Process mining provides a clear view of how processes run. It extracts data in a straightforward form from systems like ERP or CRM or any event/transition log generated by an application.
Why Now?
Digital processes are growing and becoming complex with rule-based auto nodes. Identifying end-to-end processes is not easy with many connected systems. Process mining not only discovers processes rapidly for millions of events (in a distributed environment), but it also provides tools to find bottlenecks and highways.
Why Data-Driven?
Process mining is a bottom-up approach. It discovers the process model from actual event data and provides tools to compare it with the expected process, making it easier to identify deviations. Many BPM system users simply assume that all process instances are compliant and following designed Business process without the need to monitor them.
Why Visualize Processes?
Visualizing workflows makes it easier for users without a technical background to do the analysis. It’s easier to spot inefficiencies and compliance issues. Long process maps can be cut into smaller ones, and each sub-process can be analyzed separately. Visualization may not fit every use case and automation may be needed to do conformance checking or trigger alerts in case of bottlenecks or anomalies.
Why Continuous Improvement?
Processes evolve. Process mining makes process owners’ lives easy by providing tools to continuously monitor and improve workflows.
Key Elements of Process Mining
Process mining has the following core elements:
1. Event Logs
Event logs are the input for process mining. Most algorithms expect at least three mandatory fields to discover a process. A unique ID that ties activities occurring at different time stamps. A process model can be discovered if any system is capturing a unique ID, activity name, and time stamp (There are algorithms that require only two mandatory fields). If there are more attributes, then it helps in filtering the data.
Example
In an order-to-cash process, event logs might capture when an order was placed, processed, and shipped.
2. Process Discovery
Process discovery involves creating visual models from event logs. This helps uncover how processes work.
Example
A manufacturing pipeline can be visualized where each device id passes through a station at a given time. Attributes like Pass/Fail of the device can be aggregated at the variant level to see if any specific variant fails more.
3. Conformance Checking
This step compares the actual process (discovered through event logs) with the expected process model. By aggregating the mean or median time for various variants, performance degradation can be identified by continuously monitoring deviations. These deviations can point to compliance issues or areas needing improvement.
Example
A bank might use conformance checking to ensure loan approvals follow regulatory guidelines.
How Process Mining Differs from Data Mining
At first glance, process mining and data mining might seem similar because both analyze data. Below are some points that can help decide when to use process mining for a use case:
Focus on Processes
Data mining identifies patterns or trends in large datasets. For example, it might find a correlation between product sales and customer demographics.

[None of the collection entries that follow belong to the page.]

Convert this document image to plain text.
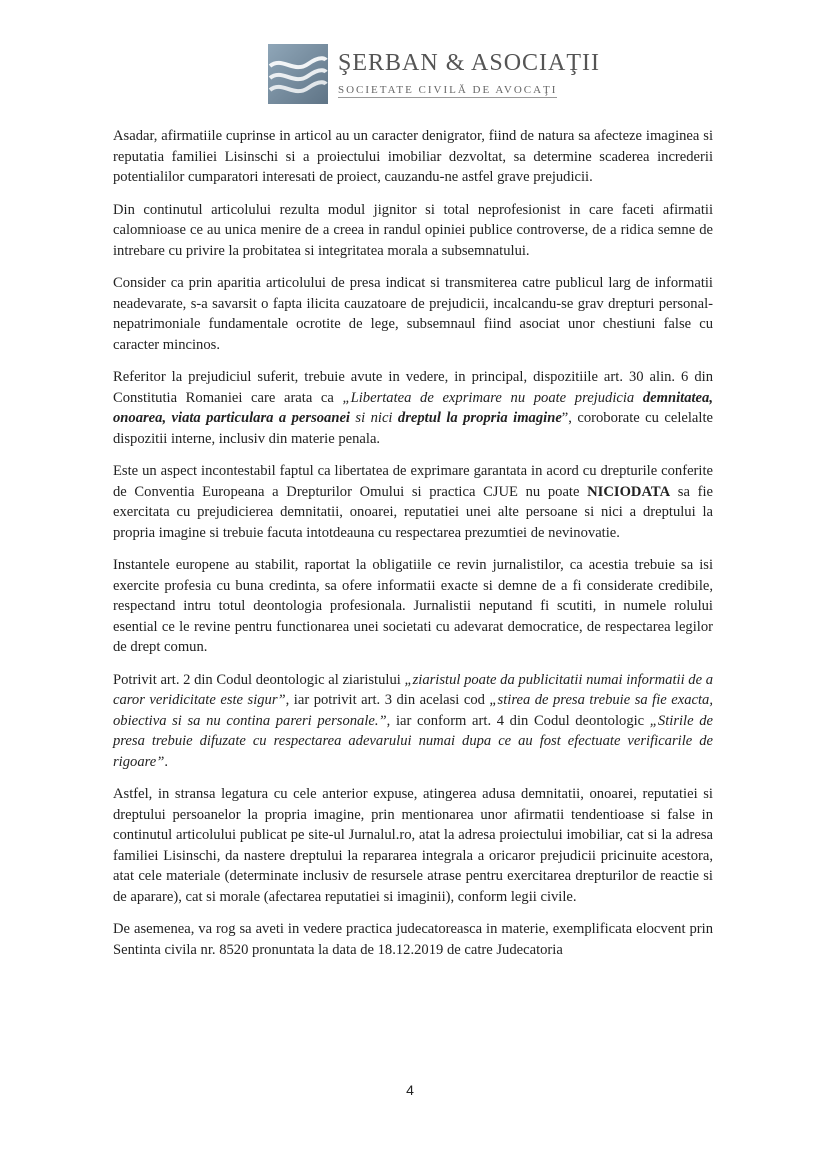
ŞERBAN & ASOCIAŢII
SOCIETATE CIVILĂ DE AVOCAŢI

Asadar, afirmatiile cuprinse in articol au un caracter denigrator, fiind de natura sa afecteze imaginea si reputatia familiei Lisinschi si a proiectului imobiliar dezvoltat, sa determine scaderea increderii potentialilor cumparatori interesati de proiect, cauzandu-ne astfel grave prejudicii.

Din continutul articolului rezulta modul jignitor si total neprofesionist in care faceti afirmatii calomnioase ce au unica menire de a creea in randul opiniei publice controverse, de a ridica semne de intrebare cu privire la probitatea si integritatea morala a subsemnatului.

Consider ca prin aparitia articolului de presa indicat si transmiterea catre publicul larg de informatii neadevarate, s-a savarsit o fapta ilicita cauzatoare de prejudicii, incalcandu-se grav drepturi personal-nepatrimoniale fundamentale ocrotite de lege, subsemnaul fiind asociat unor chestiuni false cu caracter mincinos.

Referitor la prejudiciul suferit, trebuie avute in vedere, in principal, dispozitiile art. 30 alin. 6 din Constitutia Romaniei care arata ca „Libertatea de exprimare nu poate prejudicia demnitatea, onoarea, viata particulara a persoanei si nici dreptul la propria imagine”, coroborate cu celelalte dispozitii interne, inclusiv din materie penala.

Este un aspect incontestabil faptul ca libertatea de exprimare garantata in acord cu drepturile conferite de Conventia Europeana a Drepturilor Omului si practica CJUE nu poate NICIODATA sa fie exercitata cu prejudicierea demnitatii, onoarei, reputatiei unei alte persoane si nici a dreptului la propria imagine si trebuie facuta intotdeauna cu respectarea prezumtiei de nevinovatie.

Instantele europene au stabilit, raportat la obligatiile ce revin jurnalistilor, ca acestia trebuie sa isi exercite profesia cu buna credinta, sa ofere informatii exacte si demne de a fi considerate credibile, respectand intru totul deontologia profesionala. Jurnalistii neputand fi scutiti, in numele rolului esential ce le revine pentru functionarea unei societati cu adevarat democratice, de respectarea legilor de drept comun.

Potrivit art. 2 din Codul deontologic al ziaristului „ziaristul poate da publicitatii numai informatii de a caror veridicitate este sigur”, iar potrivit art. 3 din acelasi cod „stirea de presa trebuie sa fie exacta, obiectiva si sa nu contina pareri personale.”, iar conform art. 4 din Codul deontologic „Stirile de presa trebuie difuzate cu respectarea adevarului numai dupa ce au fost efectuate verificarile de rigoare”.

Astfel, in stransa legatura cu cele anterior expuse, atingerea adusa demnitatii, onoarei, reputatiei si dreptului persoanelor la propria imagine, prin mentionarea unor afirmatii tendentioase si false in continutul articolului publicat pe site-ul Jurnalul.ro, atat la adresa proiectului imobiliar, cat si la adresa familiei Lisinschi, da nastere dreptului la repararea integrala a oricaror prejudicii pricinuite acestora, atat cele materiale (determinate inclusiv de resursele atrase pentru exercitarea drepturilor de reactie si de aparare), cat si morale (afectarea reputatiei si imaginii), conform legii civile.

De asemenea, va rog sa aveti in vedere practica judecatoreasca in materie, exemplificata elocvent prin Sentinta civila nr. 8520 pronuntata la data de 18.12.2019 de catre Judecatoria

4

Process mining, on the other hand, specifically focuses on workflows and how activities are carried out in sequence. So, it can be used to study a specific demographic and what steps are taken by them before placing an order. A full process journey can also visualize post-order flow, including returns, customer service, etc.
Event-Based Approach
Process mining uses event logs containing specific timestamps and sequences of activities. Data mining usually evaluates more aggregated data instead of raw events.
Goal
Data mining aims to predict future outcomes or classify data. Process mining aims to discover, monitor, and optimize processes.
Process Mining Algorithms
Why can’t we just sequence event logs without using process mining to understand processes? If your use case requires process discovery and analysis, then it’s better to stick to process mining algorithms for the following reasons:
Handling Scale
Real-world processes involve millions of events. Click events on the website can be in billions. Sequencing activities by simply using time stamps may lead to wrong analysis. Process mining algorithms generate a process model, which is simpler as it removes weak connections. Most of these algorithms can run in a distributed environment.
Dealing With Variants
Processes don’t always follow a single path. Process mining algorithms generate variants and use those to provide an aggregated view. It also identifies activities that are parallel instead of sequential.
Identifying Anomalies
Algorithms help discover inefficiencies, loops, and deviations.
Auto Discovery
Process mining helps generate process models that can be visualized in a simpler form by removing weak edges and activities. It saves time and effort in the analysis of the discovered process.
Process Mining Beyond Formal Processes
Process mining is not limited to formal business workflows. Any application with event data can be analyzed using this technique. For example, in e-commerce, event logs can reveal customer navigation paths through a website. Different visualizations like Sankey diagrams can map user journeys and help analyze session drop-offs.
Sample Event Data
Consider the following minimal sample event log:
Case ID | Activity | Timestamp | Resource |
---|---|---|---|
1 |
Submit Order |
2024-12-09 09:00:00 |
User1 |
1 |
Process Payment |
2024-12-09 09:05:00 |
User2 |
1 |
Ship Order |
2024-12-09 10:00:00 |
User3 |
2 |
Submit Order |
2024-12-09 09:10:00 |
User1 |
2 |
Process Payment |
2024-12-09 09:15:00 |
User2 |
2 |
Quality Check |
2024-12-09 09:50:00 |
User4 |
2 |
Ship Order |
2024-12-09 11:00:00 |
User3 |
Using this data, process mining can:
- Discover process model: Aggregate all dependencies and generate a simplified process map.
- Analyze highways and bottlenecks: Identify delays, e.g., longer time between Process Payment and Ship Order in Case 2.
- Evaluate performance: Slice and dice data by attributes like resources or timestamps to find bottlenecks.
One of the most interesting use cases is to find the order of events causing any aggregated metrics to deviate from the normal trend. It’s possible that C->A->A->C->B takes more mean time compared to C->A->C->A->B.
In the example above, there are two variants:
- Submit Order -> Process Payment -> Ship Order
- Submit Order -> Process Payment -> Quality Check -> Ship Order
Let’s add another attribute to the event data set – “returned” with a Boolean value. We can aggregate this value at the variant level and compare the two variants to identify if more items get returned when there is no Quality step. This is a very simplified example, but this approach can be used for many complex scenarios where the sequence of activities impacts critical metrics.
Identifying Parallel Activities
Imagine a customer service process where different teams handle billing and technical issues simultaneously. Without process mining, activities might be linear due to separate variants in event logs. However, a process mining algorithm can:
- Aggregate multiple variants into a model.
- Identify patterns where billing and technical activities overlap.
- Discover the parallel activities in the process map.
This insight helps optimize resource allocation.
Where to Start With Process Mining?
There are open-source libraries and event logs available online to practice process discovery and conformance checking. Below is the list of a few algorithms and their ideal use cases to start with.
- Directed flow graph: Direct activity sequences.
- Alpha miner: Simple processes.
- Heuristic miner: Moderately complex and noisy processes.
- Inductive miner: Complex logs requiring precise model.
- Fuzzy miner: Flexible processes requiring a very high-level overview.
- Clustering-based miner: Varied process logs.
- Declarative miner: Rule-based processes.
Conclusion
Process mining, if used properly and implemented correctly for applications at scale, can help provide tools to analyze with visualizations. By discovering actual workflows and checking for conformance, process owners can identify compliance issues. Compared to data mining, process mining uniquely focuses on workflows. Still, it’s important to evaluate each use case properly before picking process mining for analytics, as a lot of traditional use cases can be solved by existing data mining techniques.